Выражаясь символическим языком «Демиана», птица выбирается из яйца очень долго и очень мучительно, а бывает, она так и не воспаряет к небу.
В письме от 2 февраля 1922 г. Гессе разъяснял «Демиана» так: «Эта книга делает акцент на индивидуализации, на становлении личности, без которого нет высшей жизни. Ипри этом процессе, где нужна лишь верность себе самому, существует, собственно, только один большой враг - условность, косность, мещанство. Лучше биться со всякими бесами «демонами, чем принять лживого бога условности».
Эта формула мысли, эта конструкция фразы - «лучше то-то, чем то-то» - была, видимо, вообще по душе Гессе, когда он, определяя самое важное для себя на новом витке жизни, вслушивался в свой внутренний голос. Во времена «Демиана» неприемлемое носило название «условность», «мещанство», «стадность» как антоним самобытности, достоинства индивидуума, личной добросовестности; в этом ряду в текстах Гессе появились слово «коллектив» и производные от него. В тридцатые-сороковые годы в гессевских текстах можно было найти словосочетание «оргии коллективизма». Что он понимал под ними, явствует из сочиненных в те годы однажды во время бессонницы строк: «Лучше фашистами быть убитым, / Чем фашистом быть. / Лучше коммунистами быть убитым, / Чем коммунистом быть». Самим внешним оформлением мысли (и здесь «лучше то-то, чем то-то») напоминают эти строки процитированное письмо о «Демиане». Но связь тут не только внешняя.
«Путь внутрь», «путь к самому себе» возможен лишь при постоянном сопротивлении самым распространенным, господствующим над массой идеям, лишь в постоянной борьбе «со всякими бесами и демонами». В том, кто идет этим путем, как мальчик Синклер, как юноша Синклер, пытливо и добросовестно, вырабатывается стойкий иммунитет к антигуманным и псевдогуманным поветриям.

Герман Гессе


История юности, написанная Эмилем Синклером

Я ведь всего только и хотел попытаться жить тем, что само рвалось из меня наружу.

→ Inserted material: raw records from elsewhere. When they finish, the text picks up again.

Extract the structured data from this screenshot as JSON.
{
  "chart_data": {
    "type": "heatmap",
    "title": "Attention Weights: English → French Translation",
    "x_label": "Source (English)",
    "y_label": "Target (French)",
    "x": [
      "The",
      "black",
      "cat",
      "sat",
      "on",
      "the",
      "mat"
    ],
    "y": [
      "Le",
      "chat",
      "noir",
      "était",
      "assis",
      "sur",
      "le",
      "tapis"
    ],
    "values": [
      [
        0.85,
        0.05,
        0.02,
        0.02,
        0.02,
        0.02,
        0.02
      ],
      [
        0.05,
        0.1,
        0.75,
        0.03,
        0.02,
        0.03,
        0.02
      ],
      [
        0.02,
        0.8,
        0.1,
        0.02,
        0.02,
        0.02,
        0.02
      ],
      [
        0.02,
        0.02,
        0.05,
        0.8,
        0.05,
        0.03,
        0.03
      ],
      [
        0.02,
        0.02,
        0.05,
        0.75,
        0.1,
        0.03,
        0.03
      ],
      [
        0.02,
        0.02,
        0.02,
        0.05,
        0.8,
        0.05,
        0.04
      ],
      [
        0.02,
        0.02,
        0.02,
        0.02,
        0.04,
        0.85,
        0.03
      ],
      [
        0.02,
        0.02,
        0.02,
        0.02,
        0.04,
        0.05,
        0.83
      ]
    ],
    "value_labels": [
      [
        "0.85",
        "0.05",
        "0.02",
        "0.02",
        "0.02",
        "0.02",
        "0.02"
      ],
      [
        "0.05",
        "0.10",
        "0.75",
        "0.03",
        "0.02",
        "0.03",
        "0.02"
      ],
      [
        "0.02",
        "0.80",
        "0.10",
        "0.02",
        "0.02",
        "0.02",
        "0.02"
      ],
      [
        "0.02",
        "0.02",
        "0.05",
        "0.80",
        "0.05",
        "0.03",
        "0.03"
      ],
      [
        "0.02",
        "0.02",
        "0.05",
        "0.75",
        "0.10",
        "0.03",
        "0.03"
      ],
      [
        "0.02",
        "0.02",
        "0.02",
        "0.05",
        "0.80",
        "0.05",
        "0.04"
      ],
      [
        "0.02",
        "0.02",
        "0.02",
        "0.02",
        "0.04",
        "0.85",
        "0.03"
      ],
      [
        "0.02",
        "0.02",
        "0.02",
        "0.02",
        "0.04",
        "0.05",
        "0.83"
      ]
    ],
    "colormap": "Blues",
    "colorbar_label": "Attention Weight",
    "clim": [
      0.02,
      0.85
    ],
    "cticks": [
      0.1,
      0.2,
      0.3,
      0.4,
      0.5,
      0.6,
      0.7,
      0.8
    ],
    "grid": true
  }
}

Почему же это было так трудно?


Чтобы рассказать мою историю, мне надо начать издалека. Мне следовало бы, будь это возможно, вернуться гораздо дальше назад, в самые первые годы моего детства, и еще дальше, в даль моего происхождения.

Писатели, когда они пишут романы, делают вид, будто они Господь Бог и могут целиком охватить и понять какую-то человеческую историю, могут изобразить ее так, как если бы ее рассказывал себе сам Господь Бог, без всякого тумана, только существенное. Я так не могу, да и писатели тоже не могут. Но мне моя история важнее, чем какому-нибудь писателю его история; ибо это моя собственная история, а значит, история человека не выдуманного, возможного, идеального или еще как-либо не существующего, а настоящего, единственного в своем роде, живого человека. Что это такое, настоящий живой человек, о том, правда, сегодня знают меньше, чем когда-либо, и людей, каждый из которых есть драгоценная, единственная в своем роде попытка природы, убивают сегодня скопом. Если бы мы не были еще чем-то большим, чем единственными в своем роде людьми, если бы нас действительно можно было полностью уничтожить пулей, то рассказывать истории не было бы уже смысла. Но каждый человек – это не только он сам, это еще и та единственная в своем роде, совершенно особенная, в каждом случае важная и замечательная точка, где скрещиваются явления мира так – только однажды и никогда больше. Поэтому история каждого человека важна, вечна, божественна, поэтому каждый человек, пока он жив и исполняет волю природы, чудесен и достоин всяческого внимания. В каждом приобрел образ дух, в каждом страдает живая тварь, в каждом распинают Спасителя.

Мало кто знает сегодня, что такое человек. Многие чувствуют это, и потому им легче умирать, как и мне будет легче умереть, когда допишу эту историю.

Знающим я назвать себя не смею. Я был ищущим и все еще остаюсь им, но ищу я уже не на звездах и не в книгах, я начинаю слышать то, чему учит меня шумящая во мне кровь. Моя история лишена приятности, в ней нет милой гармонии выдуманных историй, она отдает бессмыслицей и душевной смутой, безумием и бредом, как жизнь всех, кто уже не хочет обманываться.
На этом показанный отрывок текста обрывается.